Крейсер называется «Крепость синего солнца». Но если бы это зависело от меня, я бы назвал его «Гибель Америки». В назначенный день, когда будет взорван Панамский канал и атлантический флот пойдет окружным путем вокруг Южной Америки, у берегов Калифорнии тихоокеанская эскадра взлетит на воздух. Из бортов крейсера, как торпеды, вылетают подводные лодки. Начиненные взрывчатыми веществами, управляемые по радио, они несутся к ничего не подозревающему противнику, и чудесным солнечным утром наступает конец морского могущества Соединенных штатов!
Путь пароходов лежит в стороне. Лишь изредка мы видим на горизонте дым или сигнальные огни. В океане расположены звукоуловители и телевизоры, и мы за десять миль слышим и видим проходящие суда. Надеюсь, достаточно? Но вот вам еще одно из чудес техники: «Крепость синего солнца» имеет палубу из сплава, прозрачного, как стекло, и прочного, как металл.

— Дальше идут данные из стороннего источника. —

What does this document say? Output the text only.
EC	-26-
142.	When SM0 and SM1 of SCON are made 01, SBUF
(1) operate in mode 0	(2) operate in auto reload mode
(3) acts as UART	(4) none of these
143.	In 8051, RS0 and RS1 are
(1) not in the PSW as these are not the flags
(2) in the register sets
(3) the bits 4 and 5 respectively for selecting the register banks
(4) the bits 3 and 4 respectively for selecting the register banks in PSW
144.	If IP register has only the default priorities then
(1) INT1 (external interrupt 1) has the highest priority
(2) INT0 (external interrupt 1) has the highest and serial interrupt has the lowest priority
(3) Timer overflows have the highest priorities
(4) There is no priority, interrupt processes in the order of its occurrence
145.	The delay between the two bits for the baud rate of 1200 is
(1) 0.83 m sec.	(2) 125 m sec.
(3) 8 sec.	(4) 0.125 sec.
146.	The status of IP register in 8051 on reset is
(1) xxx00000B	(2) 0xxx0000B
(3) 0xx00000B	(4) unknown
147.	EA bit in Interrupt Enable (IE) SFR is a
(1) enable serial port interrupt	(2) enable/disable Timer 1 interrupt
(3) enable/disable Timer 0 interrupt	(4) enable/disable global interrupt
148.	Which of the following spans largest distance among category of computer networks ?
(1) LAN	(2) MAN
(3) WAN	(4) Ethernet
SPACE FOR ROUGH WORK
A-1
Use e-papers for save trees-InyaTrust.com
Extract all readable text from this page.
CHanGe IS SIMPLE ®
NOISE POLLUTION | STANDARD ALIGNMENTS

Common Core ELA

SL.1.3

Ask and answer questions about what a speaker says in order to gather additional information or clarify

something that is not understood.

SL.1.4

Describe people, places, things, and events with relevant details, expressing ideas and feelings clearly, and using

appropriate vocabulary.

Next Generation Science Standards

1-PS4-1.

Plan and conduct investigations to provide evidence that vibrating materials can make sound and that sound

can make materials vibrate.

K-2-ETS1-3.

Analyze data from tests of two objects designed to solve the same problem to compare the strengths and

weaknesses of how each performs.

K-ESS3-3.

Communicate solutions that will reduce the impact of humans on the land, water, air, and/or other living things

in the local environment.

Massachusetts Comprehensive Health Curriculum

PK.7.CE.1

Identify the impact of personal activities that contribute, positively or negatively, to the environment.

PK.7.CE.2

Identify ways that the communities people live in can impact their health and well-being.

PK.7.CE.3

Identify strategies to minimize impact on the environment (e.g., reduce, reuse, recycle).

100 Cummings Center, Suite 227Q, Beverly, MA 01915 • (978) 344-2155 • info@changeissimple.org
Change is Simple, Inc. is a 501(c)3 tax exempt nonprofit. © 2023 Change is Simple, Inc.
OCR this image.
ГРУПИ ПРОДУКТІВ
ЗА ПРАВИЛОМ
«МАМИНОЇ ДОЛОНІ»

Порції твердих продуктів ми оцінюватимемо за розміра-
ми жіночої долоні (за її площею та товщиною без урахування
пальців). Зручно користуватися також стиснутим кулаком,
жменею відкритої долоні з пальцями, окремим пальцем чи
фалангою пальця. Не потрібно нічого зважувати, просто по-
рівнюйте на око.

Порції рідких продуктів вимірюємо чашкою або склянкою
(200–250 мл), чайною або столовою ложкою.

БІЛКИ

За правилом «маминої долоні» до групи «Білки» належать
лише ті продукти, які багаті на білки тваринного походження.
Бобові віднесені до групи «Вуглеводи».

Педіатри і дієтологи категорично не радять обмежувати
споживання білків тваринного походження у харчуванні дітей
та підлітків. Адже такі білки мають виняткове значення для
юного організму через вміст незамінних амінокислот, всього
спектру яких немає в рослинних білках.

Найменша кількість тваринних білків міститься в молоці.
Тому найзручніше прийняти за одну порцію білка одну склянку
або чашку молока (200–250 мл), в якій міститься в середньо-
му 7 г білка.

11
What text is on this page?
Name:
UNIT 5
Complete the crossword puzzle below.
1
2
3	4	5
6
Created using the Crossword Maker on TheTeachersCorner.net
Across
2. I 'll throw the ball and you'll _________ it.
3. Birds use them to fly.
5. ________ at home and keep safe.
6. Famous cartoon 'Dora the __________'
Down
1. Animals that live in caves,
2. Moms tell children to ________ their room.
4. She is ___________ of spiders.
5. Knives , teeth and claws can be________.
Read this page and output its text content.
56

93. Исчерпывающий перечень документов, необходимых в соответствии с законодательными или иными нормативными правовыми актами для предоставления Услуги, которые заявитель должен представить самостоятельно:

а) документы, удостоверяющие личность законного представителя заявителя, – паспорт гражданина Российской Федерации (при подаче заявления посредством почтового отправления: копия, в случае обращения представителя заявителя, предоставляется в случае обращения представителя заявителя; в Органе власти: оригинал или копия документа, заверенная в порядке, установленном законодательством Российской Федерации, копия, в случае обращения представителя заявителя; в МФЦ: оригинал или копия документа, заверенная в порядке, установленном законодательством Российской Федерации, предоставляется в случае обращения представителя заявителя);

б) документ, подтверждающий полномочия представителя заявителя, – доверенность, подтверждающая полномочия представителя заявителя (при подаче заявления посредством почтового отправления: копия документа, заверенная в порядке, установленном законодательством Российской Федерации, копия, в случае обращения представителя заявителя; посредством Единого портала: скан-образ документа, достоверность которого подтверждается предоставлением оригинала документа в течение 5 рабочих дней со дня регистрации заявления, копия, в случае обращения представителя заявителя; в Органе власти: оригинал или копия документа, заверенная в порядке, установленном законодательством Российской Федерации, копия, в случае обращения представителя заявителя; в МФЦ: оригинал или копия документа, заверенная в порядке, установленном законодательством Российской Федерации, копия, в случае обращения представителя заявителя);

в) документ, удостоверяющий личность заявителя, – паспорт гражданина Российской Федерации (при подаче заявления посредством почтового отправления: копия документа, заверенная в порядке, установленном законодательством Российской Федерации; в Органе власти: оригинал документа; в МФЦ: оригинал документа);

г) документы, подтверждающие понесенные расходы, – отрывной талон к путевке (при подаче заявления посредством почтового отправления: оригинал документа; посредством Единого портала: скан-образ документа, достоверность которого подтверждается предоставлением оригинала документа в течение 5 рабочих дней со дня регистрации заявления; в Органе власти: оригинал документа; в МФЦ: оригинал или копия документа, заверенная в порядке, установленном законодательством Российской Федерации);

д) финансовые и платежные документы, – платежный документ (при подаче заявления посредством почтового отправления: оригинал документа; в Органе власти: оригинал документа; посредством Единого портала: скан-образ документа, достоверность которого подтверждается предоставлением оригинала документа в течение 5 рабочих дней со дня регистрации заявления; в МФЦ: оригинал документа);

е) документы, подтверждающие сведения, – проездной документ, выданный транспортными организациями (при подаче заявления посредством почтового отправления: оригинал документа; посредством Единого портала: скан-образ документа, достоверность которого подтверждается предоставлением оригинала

Но наша беда — у нас не хватает людей. Исключительных трудов и осторожности требуют тайная вербовка и доставка сюда людей. Должен признаться, вы прибыли очень кстати…
— И вы хотите, — сказал Головин, — превратить нас в рабов?
— О, нет! Добросовестная служба, полное подчинение, и после успешной войны в качестве награды вы получите…
— Нужно ли напоминать, что мы — советские моряки?
— Что же из этого? Я тоже не азиат. Пользуюсь случаем, чтобы представиться: Рихард Алендорф — бывший командир подводной флотилии германского флота. Ныне консультант…
— Сравнение по меньшей мере бессмысленное!
— Не будьте грубы. Оцените мое к вам, еще ничем не оправданное, расположение. Мы здесь единственные европейцы, и среди вас милая фрейлен. До свиданья, обдумайте с друзьями, какая работа вас более устроит.
После этого европеец с наигранной церемонностью откланялся и, задержавшись в дверях, добавил:
— Откровенность моя, конечно, имеет основания. Я уже имел честь уверить вас, что вы никогда не уйдете отсюда.
Тысячи проклятий Бакуты понеслись ему вслед. Штурман насилу успокоил разбушевавшегося боцмана.
— Нам нужно подчиниться, — немного подумав, сказал штурман. — Во что бы то ни стало нам следует узнать здесь все входы и выходы. В этом — наше спасение.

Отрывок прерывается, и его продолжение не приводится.